Doze projetos criados de deputados ruralistas que tramitam no Congresso ameaçam cerca de 1,7 milhão de hectares de unidades de conservação na Amazônia, no Pantanal, na Mata Atlântica e no litoral brasileiro. A área equivale a aproximadamente 11 vezes o município de São Paulo.
Segundo levantamento de Luís Indriunas, no Brasil de Fato, as propostas buscam extinguir reservas, reduzir seus limites, impedir novas áreas protegidas ou mudar categorias de conservação para permitir maior exploração econômica. Empresários ligados ao agronegócio e ao mercado imobiliário estão entre os autores ou financiadores de parte dos parlamentares envolvidos.
A ofensiva dos ruralistas não se limita a reservas específicas, em projetos apresentados por Sanderson (PL-RS) e pela ex-deputada Silvia Waiãpi pretendem transferir do Executivo para o Congresso a competência de criar unidades de conservação, mudança que poderia paralisar novas demarcações. Zé Trovão (PL-SC) propõe proibir reservas em áreas com minerais considerados estratégicos.
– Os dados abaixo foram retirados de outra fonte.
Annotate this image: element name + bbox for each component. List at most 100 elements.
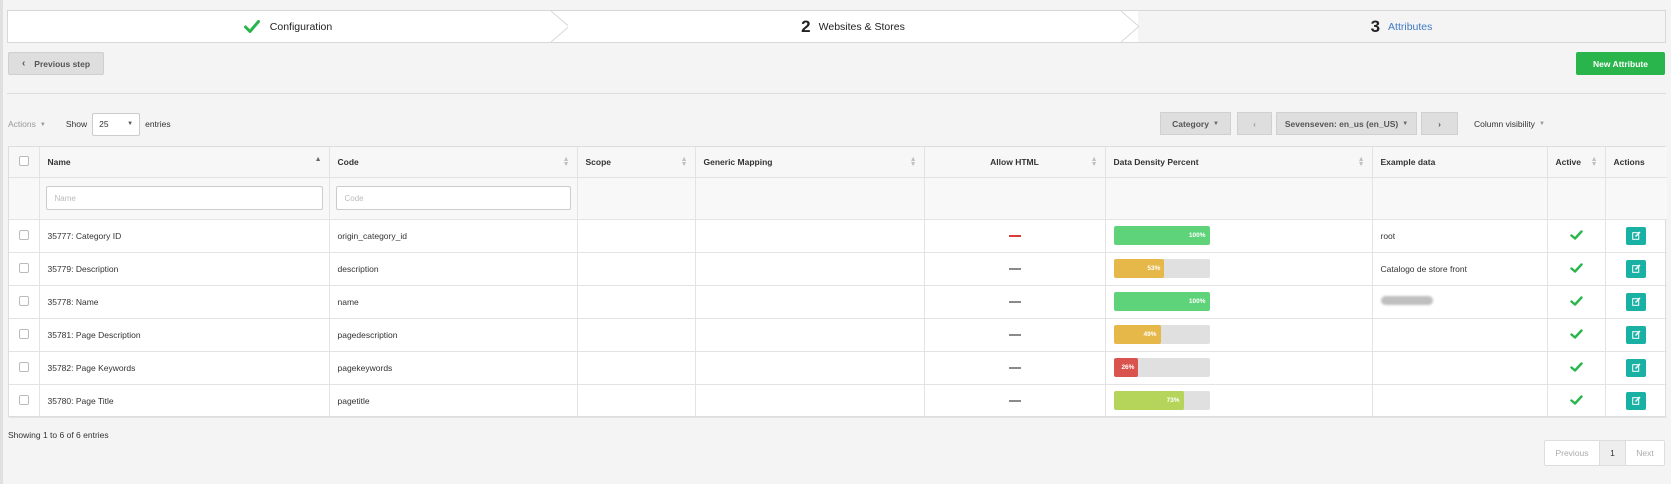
density-label: 49%: [1143, 331, 1157, 338]
check-icon: [1569, 328, 1583, 339]
allow-html-cell: [924, 318, 1106, 352]
density-bar-fill: 49%: [1113, 325, 1161, 344]
row-select-cell: [9, 219, 40, 253]
allow-html-cell: [924, 384, 1106, 418]
scope-cell: [577, 351, 696, 385]
row-checkbox[interactable]: [18, 328, 29, 339]
select-all-checkbox[interactable]: [18, 155, 29, 166]
store-prev-button[interactable]: ‹: [1237, 112, 1272, 135]
example-data-cell: [1372, 285, 1548, 319]
pagination-page[interactable]: 1: [1600, 441, 1626, 465]
edit-icon: [1631, 330, 1641, 339]
wizard-step-label: Attributes: [1388, 20, 1433, 33]
previous-step-button[interactable]: ‹ Previous step: [8, 52, 104, 75]
actions-cell: [1605, 219, 1667, 253]
new-attribute-button[interactable]: New Attribute: [1576, 52, 1665, 75]
allow-html-cell: [924, 285, 1106, 319]
density-bar-fill: 73%: [1113, 391, 1184, 410]
edit-icon: [1631, 297, 1641, 306]
density-bar: 100%: [1113, 292, 1210, 311]
col-generic-mapping-header[interactable]: Generic Mapping ▲ ▼: [695, 147, 925, 178]
actions-cell: [1605, 318, 1667, 352]
code-cell: pagekeywords: [329, 351, 578, 385]
filter-row: [9, 177, 1667, 220]
col-data-density-header[interactable]: Data Density Percent ▲ ▼: [1105, 147, 1373, 178]
allow-html-cell: [924, 351, 1106, 385]
row-select-cell: [9, 252, 40, 286]
edit-button[interactable]: [1626, 292, 1647, 311]
active-cell: [1547, 351, 1606, 385]
header-label: Example data: [1380, 156, 1436, 167]
filter-cell: [1605, 177, 1667, 220]
actions-dropdown[interactable]: Actions ▼: [8, 119, 46, 129]
col-active-header[interactable]: Active ▲ ▼: [1547, 147, 1606, 178]
show-label: Show: [65, 119, 88, 129]
col-name-header[interactable]: Name ▲: [39, 147, 330, 178]
wizard-step-websites-stores[interactable]: 2 Websites & Stores: [568, 11, 1139, 42]
allow-html-cell: [924, 252, 1106, 286]
filter-cell: [39, 177, 330, 220]
name-cell: 35782: Page Keywords: [39, 351, 330, 385]
divider: [7, 93, 1666, 94]
row-checkbox[interactable]: [18, 229, 29, 240]
chevron-right-icon: ›: [1438, 118, 1441, 129]
edit-button[interactable]: [1626, 391, 1647, 410]
category-dropdown[interactable]: Category ▼: [1160, 112, 1231, 135]
sort-icon: ▲ ▼: [1590, 156, 1598, 168]
scope-cell: [577, 285, 696, 319]
column-visibility-dropdown[interactable]: Column visibility ▼: [1474, 119, 1545, 129]
code-filter-input[interactable]: [335, 186, 571, 210]
name-filter-input[interactable]: [45, 186, 323, 210]
wizard-step-configuration[interactable]: Configuration: [8, 11, 569, 42]
density-bar: 26%: [1113, 358, 1210, 377]
check-icon: [1569, 361, 1583, 372]
density-label: 73%: [1166, 397, 1180, 404]
caret-down-icon: ▼: [1538, 121, 1545, 128]
generic-mapping-cell: [695, 318, 925, 352]
density-bar: 53%: [1113, 259, 1210, 278]
header-label: Code: [337, 156, 359, 167]
data-density-cell: 26%: [1105, 351, 1373, 385]
edit-icon: [1631, 231, 1641, 240]
store-dropdown[interactable]: Sevenseven: en_us (en_US) ▼: [1276, 112, 1417, 135]
sort-asc-icon: ▲: [314, 156, 322, 163]
pagination-next[interactable]: Next: [1626, 441, 1664, 465]
check-icon: [1569, 394, 1583, 405]
sort-icon: ▲ ▼: [1357, 156, 1365, 168]
row-checkbox[interactable]: [18, 262, 29, 273]
edit-button[interactable]: [1626, 259, 1647, 278]
example-value: Catalogo de store front: [1380, 263, 1467, 274]
wizard-step-number: 2: [801, 16, 811, 36]
edit-button[interactable]: [1626, 226, 1647, 245]
active-cell: [1547, 318, 1606, 352]
actions-label: Actions: [8, 119, 36, 129]
attributes-table: Name ▲ Code ▲ ▼ Scope ▲ ▼ Generic Mapping ▲ ▼ A…: [8, 146, 1667, 418]
row-checkbox[interactable]: [18, 295, 29, 306]
active-cell: [1547, 384, 1606, 418]
pagination-previous[interactable]: Previous: [1545, 441, 1600, 465]
pagination: Previous 1 Next: [1544, 440, 1665, 466]
code-cell: description: [329, 252, 578, 286]
table-row: 35782: Page Keywords pagekeywords 26%: [9, 351, 1667, 385]
example-data-cell: Catalogo de store front: [1372, 252, 1548, 286]
sort-icon: ▲ ▼: [909, 156, 917, 168]
caret-down-icon: ▼: [1212, 120, 1219, 127]
row-checkbox[interactable]: [18, 361, 29, 372]
entries-select[interactable]: 25 ▼: [92, 112, 141, 136]
caret-down-icon: ▼: [127, 121, 134, 127]
density-bar-fill: 100%: [1113, 226, 1210, 245]
col-allow-html-header[interactable]: Allow HTML ▲ ▼: [924, 147, 1106, 178]
col-code-header[interactable]: Code ▲ ▼: [329, 147, 578, 178]
edit-icon: [1631, 363, 1641, 372]
filter-cell: [924, 177, 1106, 220]
data-density-cell: 53%: [1105, 252, 1373, 286]
col-scope-header[interactable]: Scope ▲ ▼: [577, 147, 696, 178]
wizard-step-attributes[interactable]: 3 Attributes: [1138, 11, 1665, 42]
actions-cell: [1605, 351, 1667, 385]
edit-button[interactable]: [1626, 358, 1647, 377]
filter-cell: [9, 177, 40, 220]
store-next-button[interactable]: ›: [1421, 112, 1458, 135]
row-checkbox[interactable]: [18, 394, 29, 405]
edit-button[interactable]: [1626, 325, 1647, 344]
generic-mapping-cell: [695, 219, 925, 253]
O ataque mais avançado atinge a Floresta Nacional do Jamanxim, no Pará. O Senado aprovou o projeto que retira cerca de 486 mil hectares da proteção mais rígida e transforma os trechos em Área de Proteção Ambiental, categoria que permite atividades agropecuárias e outras formas de exploração. O texto depende de sanção ou veto do presidente Lula.
No Pantanal, a deputada Coronel Fernanda (PL-MT) conseguiu aprovar a urgência de uma proposta para derrubar a ampliação da Estação Ecológica de Taiamã. A área havia passado de cerca de 11 mil para 68 mil hectares, às margens do rio Paraguai, região que concentra quase metade das espécies de peixes identificadas no bioma.
No Rio Grande do Sul, Alceu Moreira (MDB) e Luis Carlos Heinze (PP) tentam anular a criação do Parque Nacional e da Área de Proteção Ambiental do Albardão. As duas unidades protegem mais de 1 milhão de hectares do litoral gaúcho, incluindo áreas de reprodução de espécies ameaçadas, mas a região também desperta o interesse dos setores de petróleo, pesca e energia eólica marítima.
Sete dos 12 projetos apresentados pelos ruralistas atingem reservas costeiras ou próximas do litoral. Entre os principais alvos está a APA da Baleia Franca, em Santa Catarina, onde uma proposta de Geovânia de Sá pretende excluir toda a faixa terrestre da unidade. Ambientalistas alertam que a mudança comprometeria manguezais, restingas, comunidades tradicionais e áreas pressionadas pela especulação imobiliária.
Outras propostas atingem o Parque Nacional do Itatiaia, no Rio de Janeiro, a Reserva Extrativista de Canavieiras, na Bahia, e a Prainha do Canto Verde, no Ceará. Para especialistas, as unidades de conservação e os territórios tradicionais se tornaram a última barreira legislativa à expansão descontrolada da fronteira agropecuária.